Le rideau se baisse à l’arrière-scène. Au son des trompettes et guidé par les fumées on emporte un corps vêtu de blanc au royaume d’Hadès, sur fond de battements de cœur. Pas de barque solaire, trois juges sur écran s’appliquent à faire le tri. On pense à Jérôme Bosch en son Jugement dernier. Deux danseuses en robe de satin rouge écartent le rideau. Des arbres se projettent en une forêt sombre. Derrière, un voile et une résurrection, des duos d’hommes, l’un en grande tunique noire, sculptural. Tour à tour apparaît et disparaît l’ensemble du groupe portant jupes noires, torses nus pour les hommes, brassières pour les danseuses, pour témoigner de la plus douloureuse des morts, celle d’un enfant.
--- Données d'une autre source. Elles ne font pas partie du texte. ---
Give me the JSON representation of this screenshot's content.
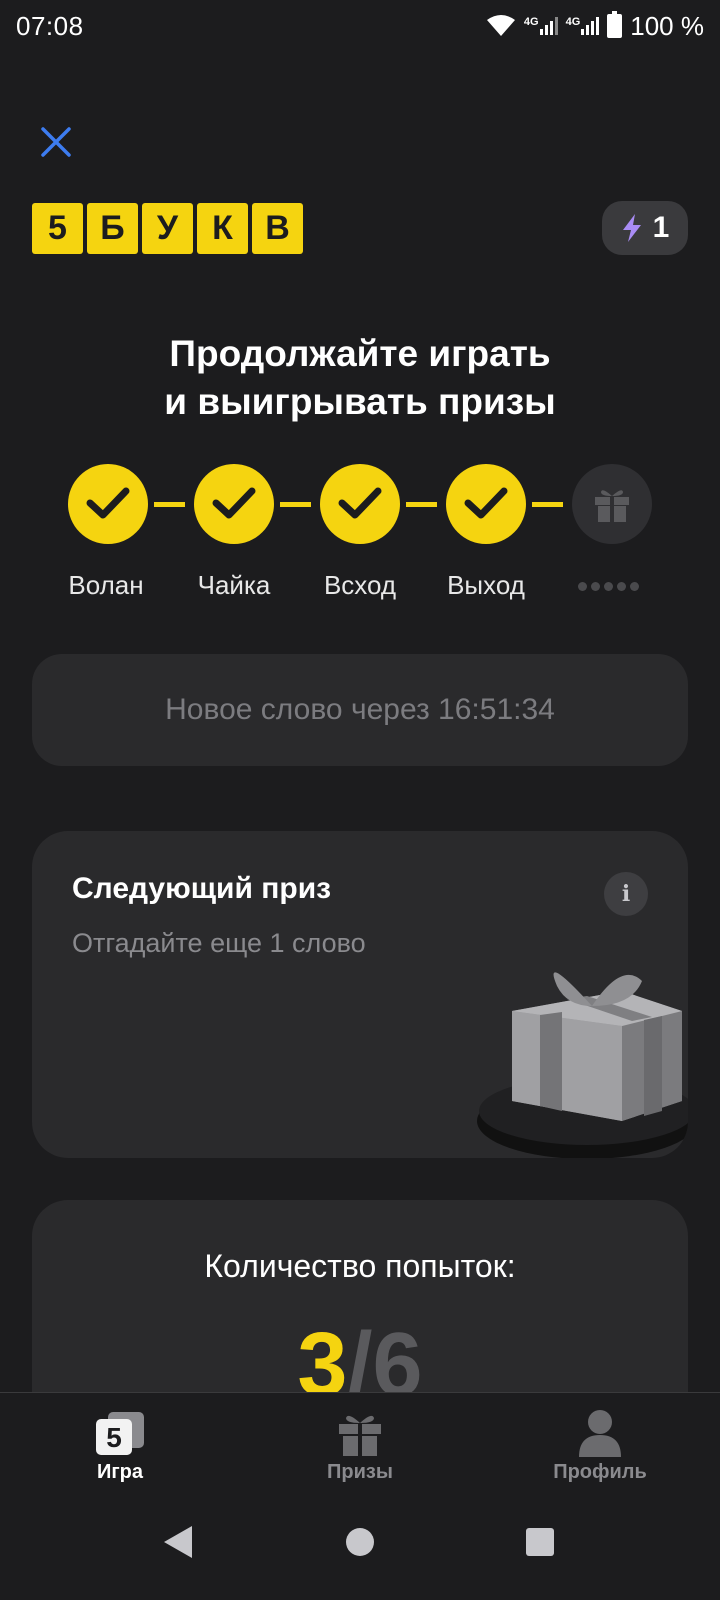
{
  "status_bar": {
    "time": "07:08",
    "network_1": "4G",
    "network_2": "4G",
    "battery": "100 %"
  },
  "header": {
    "close_icon": "close-icon",
    "logo_letters": [
      "5",
      "Б",
      "У",
      "К",
      "В"
    ],
    "energy_count": "1",
    "energy_icon": "lightning-icon"
  },
  "headline": {
    "line1": "Продолжайте играть",
    "line2": "и выигрывать призы"
  },
  "progress": {
    "steps": [
      {
        "label": "Волан",
        "done": true
      },
      {
        "label": "Чайка",
        "done": true
      },
      {
        "label": "Всход",
        "done": true
      },
      {
        "label": "Выход",
        "done": true
      },
      {
        "label": "",
        "done": false,
        "icon": "gift-icon"
      }
    ]
  },
  "timer": {
    "text": "Новое слово через 16:51:34"
  },
  "next_prize": {
    "title": "Следующий приз",
    "subtitle": "Отгадайте еще 1 слово",
    "info_label": "i"
  },
  "attempts": {
    "title": "Количество попыток:",
    "used": "3",
    "separator": "/",
    "total": "6"
  },
  "tabbar": {
    "tabs": [
      {
        "label": "Игра",
        "icon": "game-5-icon",
        "active": true
      },
      {
        "label": "Призы",
        "icon": "gift-icon",
        "active": false
      },
      {
        "label": "Профиль",
        "icon": "profile-icon",
        "active": false
      }
    ],
    "game_icon_text": "5"
  },
  "colors": {
    "background": "#1c1c1e",
    "accent": "#f5d410",
    "card": "#2a2a2c"
  }
}
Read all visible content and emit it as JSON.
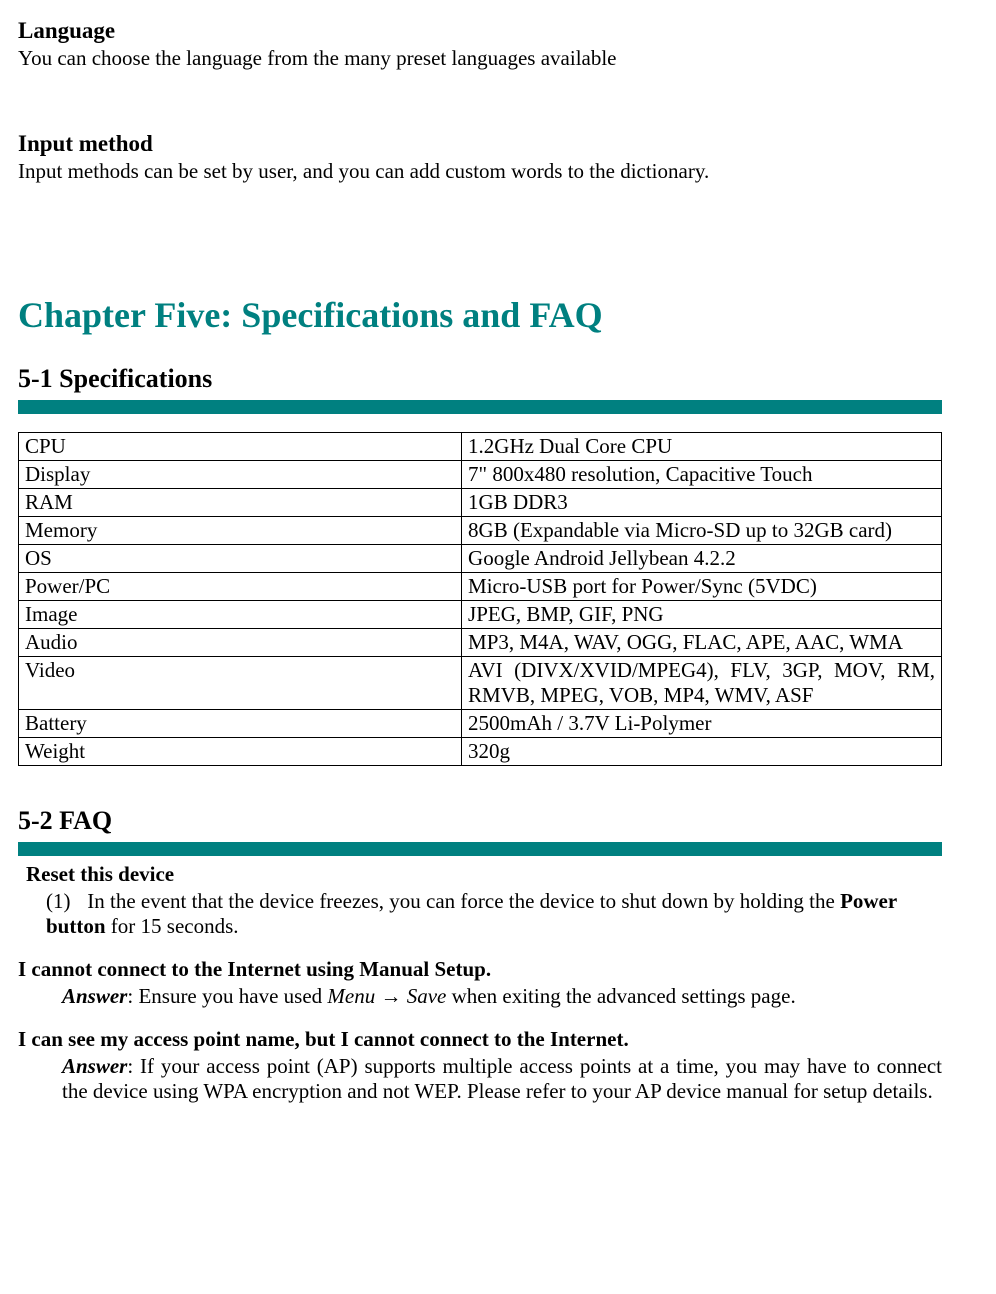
{
  "intro": {
    "lang_h": "Language",
    "lang_p": "You can choose the language from the many preset languages available",
    "im_h": "Input method",
    "im_p": "Input methods can be set by user, and you can add custom words to the dictionary."
  },
  "chapter_title": "Chapter Five: Specifications and FAQ",
  "spec_title": "5-1 Specifications",
  "faq_title": "5-2 FAQ",
  "spec_rows": [
    {
      "k": "CPU",
      "v": "1.2GHz Dual Core CPU"
    },
    {
      "k": "Display",
      "v": "7\" 800x480 resolution, Capacitive Touch"
    },
    {
      "k": "RAM",
      "v": "1GB DDR3"
    },
    {
      "k": "Memory",
      "v": "8GB (Expandable via Micro-SD up to 32GB card)"
    },
    {
      "k": "OS",
      "v": "Google Android Jellybean 4.2.2"
    },
    {
      "k": "Power/PC",
      "v": "Micro-USB port for Power/Sync (5VDC)"
    },
    {
      "k": "Image",
      "v": "JPEG, BMP, GIF, PNG"
    },
    {
      "k": "Audio",
      "v": "MP3, M4A, WAV, OGG, FLAC, APE, AAC, WMA"
    },
    {
      "k": "Video",
      "v": "AVI (DIVX/XVID/MPEG4), FLV, 3GP, MOV, RM, RMVB, MPEG, VOB, MP4, WMV, ASF"
    },
    {
      "k": "Battery",
      "v": "2500mAh / 3.7V    Li-Polymer"
    },
    {
      "k": "Weight",
      "v": "320g"
    }
  ],
  "faq": {
    "reset_h": "Reset this device",
    "reset_num": "(1)",
    "reset_pre": "In the event that the device freezes, you can force the device to shut down by holding the ",
    "reset_bold": "Power button",
    "reset_post": " for 15 seconds.",
    "q1_h": "I cannot connect to the Internet using Manual Setup.",
    "ans_label": "Answer",
    "q1_a_pre": ": Ensure you have used ",
    "q1_a_menu": "Menu ",
    "q1_a_arrow": "→",
    "q1_a_save": " Save",
    "q1_a_post": " when exiting the advanced settings page.",
    "q2_h": "I can see my access point name, but I cannot connect to the Internet.",
    "q2_a": ": If your access point (AP) supports multiple access points at a time, you may have to connect the device using WPA encryption and not WEP.  Please refer to your AP device manual for setup details."
  }
}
La mère raconte. Les hommes tournent comme des derviches. Des poupées de chiffon sont accrochés au paravent et nous regardent. Des gestes de consolation sont esquissés. Les cercles se referment.
Composé de trente danseurs magnifiquement formés, le Ballet Preljocaj travaille au Pavillon noir d’Aix-en-Provence et tourne dans le monde. En avril 2019 Angelin Preljocaj est nommé à l’Académie des Beaux-Arts dans la nouvelle section Chorégraphie. Il crée cette même année Winterreise/Le Voyage d’hiver de Schubert pour la Scala de Milan, ainsi que Soul Kitchen avec les détenus du centre pénitencier des Baumettes, à Marseille, après plusieurs mois d’ateliers au sein de la prison. Il présente aussi Gravité à Chaillot dont nous rendions compte dans un article du 19 février 2019. Il crée Le Lac des Cygnes en 2020, Deleuze/Hendrix en 2021, l’opéra Atys de Lully pour le Grand Théâtre de Genève en 2022. En juillet de cette même année il crée Mythologies avec les danseurs de son Ballet et ceux de l’Opéra de Bordeaux, suivi, en 2023 de Birthday Party pour des interprètes seniors, présenté à Chaillot. La même année, il donne à voir Torpeur au Festival Montpellier Danse.
Avec Requiem(s), Angelin Preljocaj nous place au cœur des ténèbres et des apocalypses. « Mon espoir le plus grand, c’est que le spectacle soit à la fois pour les danseurs et pour les spectateurs, une façon de se réunir autour de l’idée de la perte, de la mort, et de ce miracle qu’est le fait d’exister » dit-il. C’est aussi une fête de la vie, magnifiquement portée par les danseurs.
Brigitte Rémer, le 12 juin 2024
Danseurs : Lucile Boulay, Elliot Bussinet, Araceli Caro Regalon, Léonardo Cremaschi, Lucilla Deville, Isabel García López, Mar Gómez Ballester, Paul-David Gonto, Béatrice La Fata, Tommaso Marchignoli, Théa Martin, Víctor Martínez Cáliz, Ygraine Miller-Zahnke, Max Pelillo, Agathe Peluso, Romain Renaud, Mireia Reyes Valenciano, Redi Shtylla, Micol Taiana. Lumières Éric Soyer – costumes Eleonora Peronetti – assistant, adjoint à la direction artistique Youri Aharon Van den Bosch – assistante répétitrice Cécile Médour – choréologue Dany Lévêque. En tournée, du jeudi 4 au samedi 6 juillet 2024, au Corum de Montpellier, dans le cadre du Festival Montpellier Danse – Vendredi 12 juillet 2024, à l’Opéra de Vichy.
Du 23 au 31 mai 2024, mardi, vendredi à 20 h Samedi18 h, dimanche 16 h, relâche le 27 mai. Grande Halle de La Villette, espace Charlie Parker, 211 avenue Jean-Jaurès. 75019. Paris – métro : Porte de Pantin.